On the farm the children interact with animals, grow flowers, fruits and vegetables from seed, harvest the plants they helped cultivate and even cook with the ingredients they grew. The farm experience gives them a safe, non-threatening environment to heal while teaching them valuable skills. Excess produce is donated to local shelters, extending their reach even farther into the community.
“Hidden Villa is a nonprofit educational organization that uses its organic farm, wilderness, and community to teach and provide opportunities to learn about the environment and social justice. Hidden Villa stretches over 1600 acres of open space in the foothills of the Santa Cruz Mountains, about 40 miles south of San Francisco. Our mission is to inspire a just and sustainable future through our programs, land and legacy.”
Hidden Villa is also a working farm, complete with a Community Sponsored Agriculture program.
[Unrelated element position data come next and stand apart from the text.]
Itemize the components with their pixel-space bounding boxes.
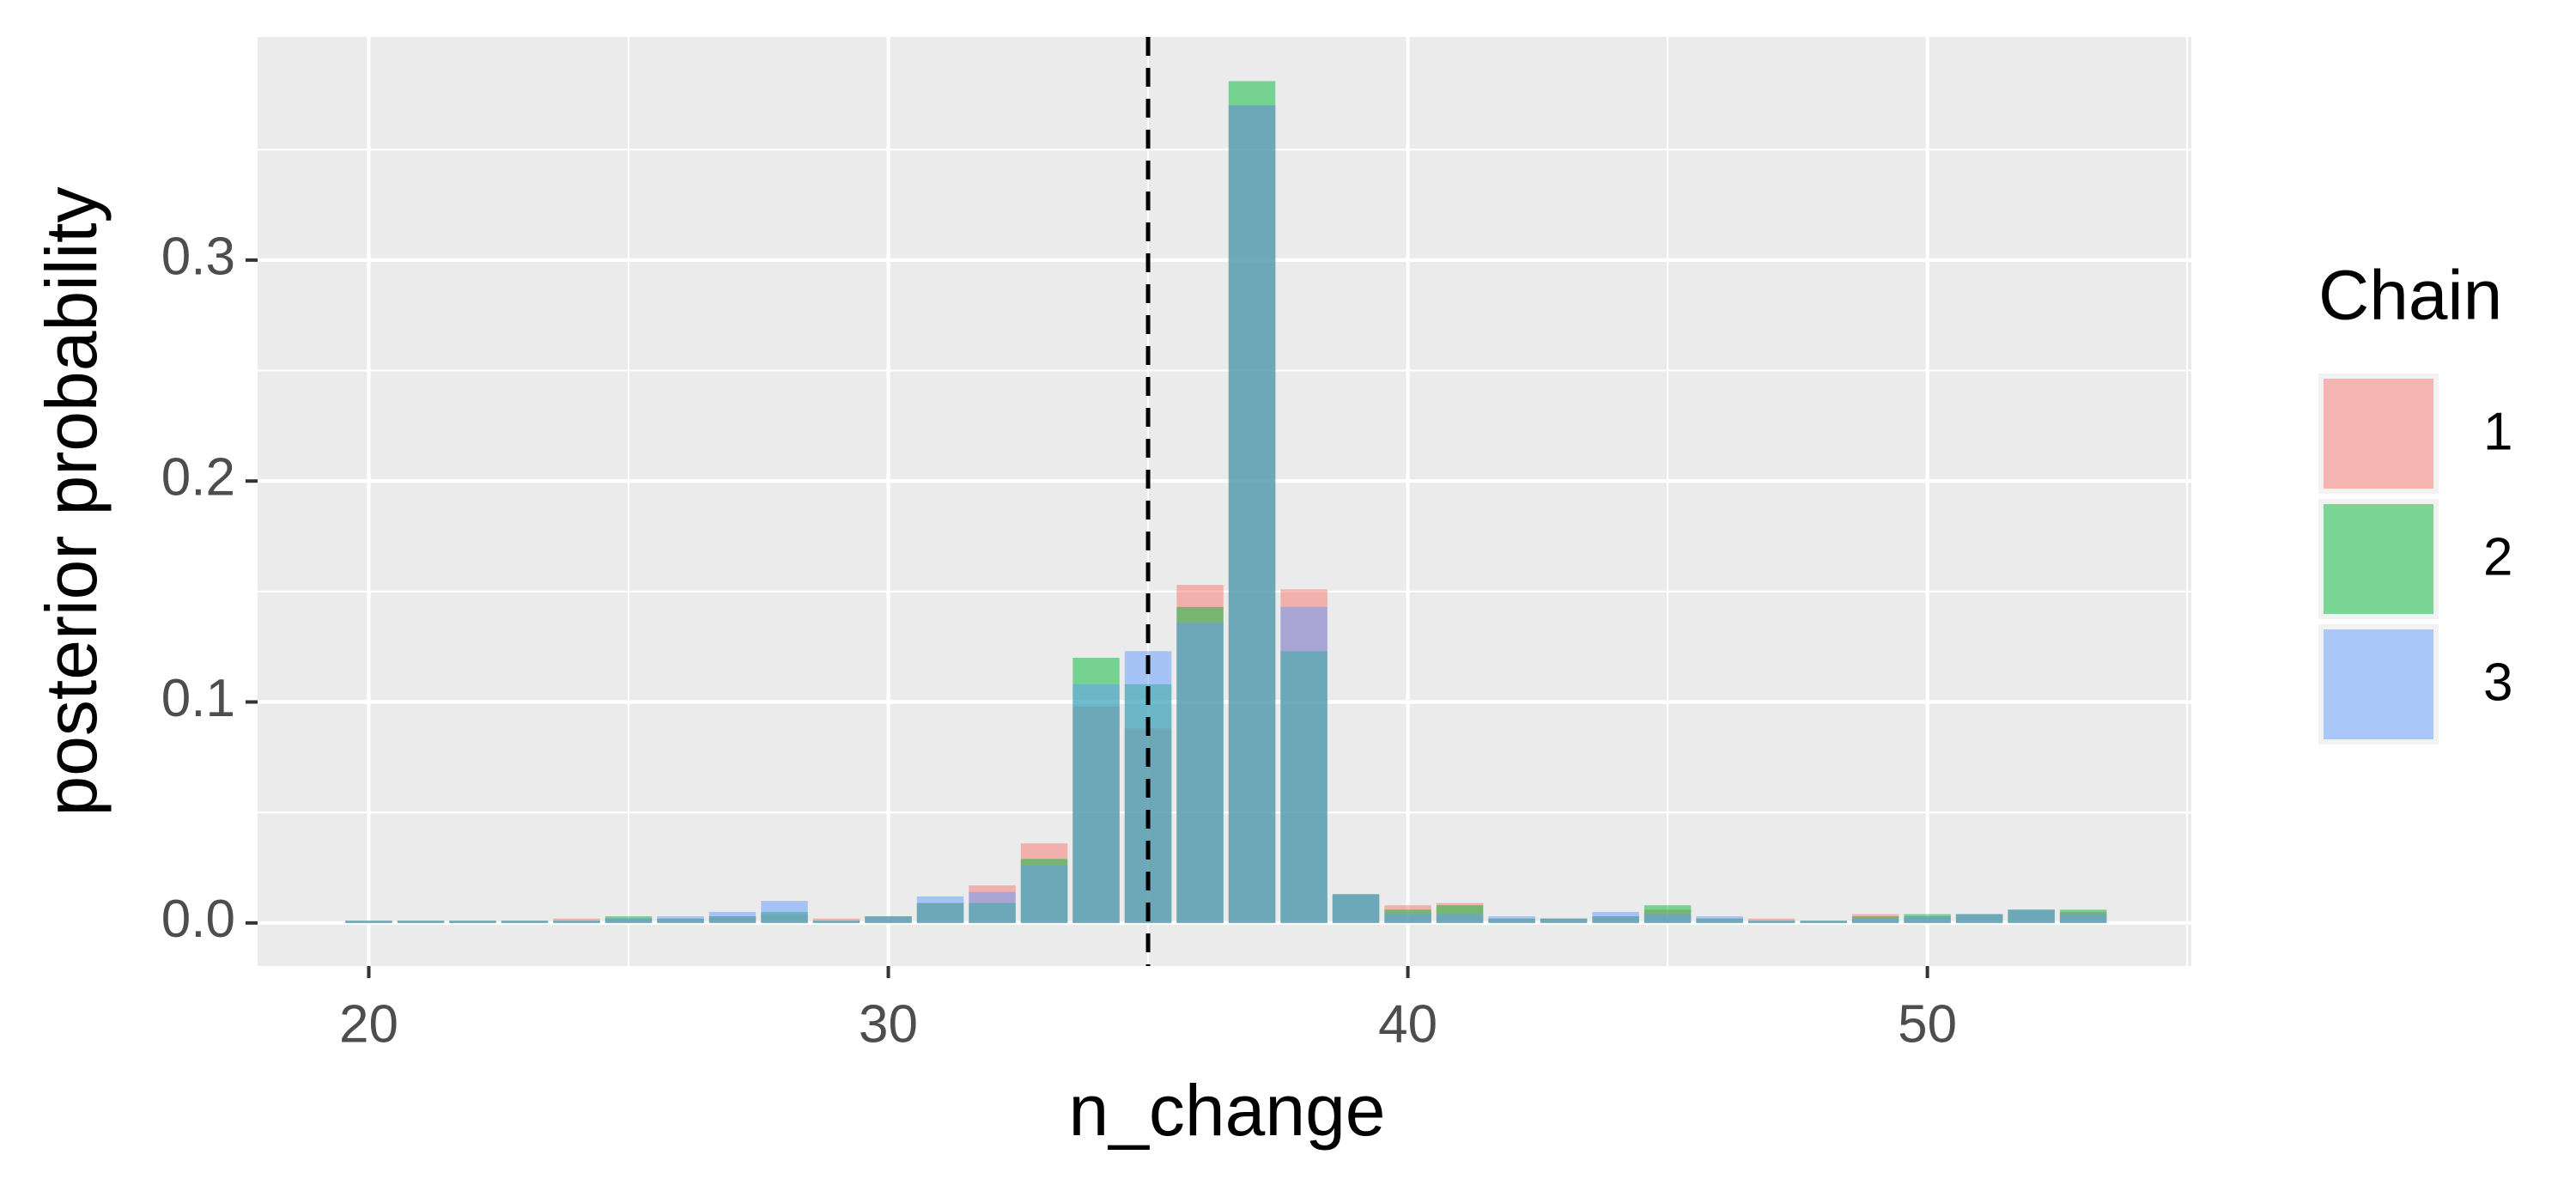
- bar: [1176, 622, 1224, 923]
- legend-label: 1: [2483, 402, 2512, 461]
- bar: [708, 911, 756, 923]
- x-tick-label: 40: [1378, 994, 1437, 1054]
- bar: [761, 901, 808, 923]
- bar: [1747, 921, 1795, 923]
- bar: [605, 918, 653, 923]
- bar: [916, 896, 964, 923]
- bar: [2059, 914, 2107, 923]
- x-tick-label: 30: [859, 994, 918, 1054]
- y-tick-label: 0.2: [161, 448, 235, 507]
- bar: [1384, 914, 1431, 923]
- legend-key: [2324, 504, 2433, 614]
- bar: [1488, 916, 1535, 923]
- bar: [1800, 921, 1847, 923]
- bar: [2008, 909, 2055, 923]
- bar: [1280, 606, 1327, 923]
- bar: [1643, 914, 1692, 923]
- y-tick-label: 0.0: [161, 890, 235, 949]
- bar: [865, 916, 912, 923]
- bar: [1955, 914, 2003, 923]
- bar: [449, 921, 496, 923]
- bar: [1072, 684, 1120, 923]
- bar: [1332, 894, 1380, 923]
- legend-label: 2: [2483, 527, 2512, 586]
- bar: [812, 921, 860, 923]
- bar: [657, 916, 704, 923]
- x-tick-label: 20: [339, 994, 398, 1054]
- bar: [1696, 916, 1743, 923]
- panel: [258, 37, 2191, 966]
- bar: [1851, 918, 1899, 923]
- y-axis-label: posterior probability: [31, 186, 112, 816]
- bar: [1904, 916, 1951, 923]
- y-tick-label: 0.3: [161, 227, 235, 286]
- bar: [345, 921, 392, 923]
- x-tick-label: 50: [1898, 994, 1957, 1054]
- bar: [501, 921, 549, 923]
- legend-key: [2324, 629, 2433, 739]
- x-axis-label: n_change: [1068, 1070, 1385, 1151]
- y-tick-label: 0.1: [161, 669, 235, 728]
- bar: [1436, 914, 1484, 923]
- legend-title: Chain: [2318, 257, 2502, 335]
- bar: [553, 921, 600, 923]
- legend-key: [2324, 379, 2433, 489]
- bar: [397, 921, 445, 923]
- bar: [1540, 918, 1588, 923]
- legend-label: 3: [2483, 653, 2512, 712]
- bar: [1592, 911, 1639, 923]
- bar: [969, 891, 1016, 923]
- bar: [1020, 865, 1068, 923]
- bar: [1228, 105, 1276, 923]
A portion of all harvest go to shareholders, while another is donated to local low-income families.
As part of their educational programs, they offer a large assortment of family-oriented classes and events (including How Does Your Garden Grow?, Cheese Please! and my personal favorite, Manure to Meadow to MMMMmmm!) all at very reasonable prices.
Like most non-profits, Hidden Villa is run by a very limited full-time staff on an even more limited budget (especially now), so they rely very heavily on their hundreds of volunteers to keep things running.
I spent a day volunteering as a horticulture worker, starting shrub cuttings and labeling fruit tree scions while others in the group hacked back overgrown blackberries or mulched garden beds. After, we got a tour of the grounds. For me, at least, the rewards of helping to start new plants alone would have been enough, but knowing it was for a good cause made it even better.
If you live in the San Francisco Bay Area, consider volunteering.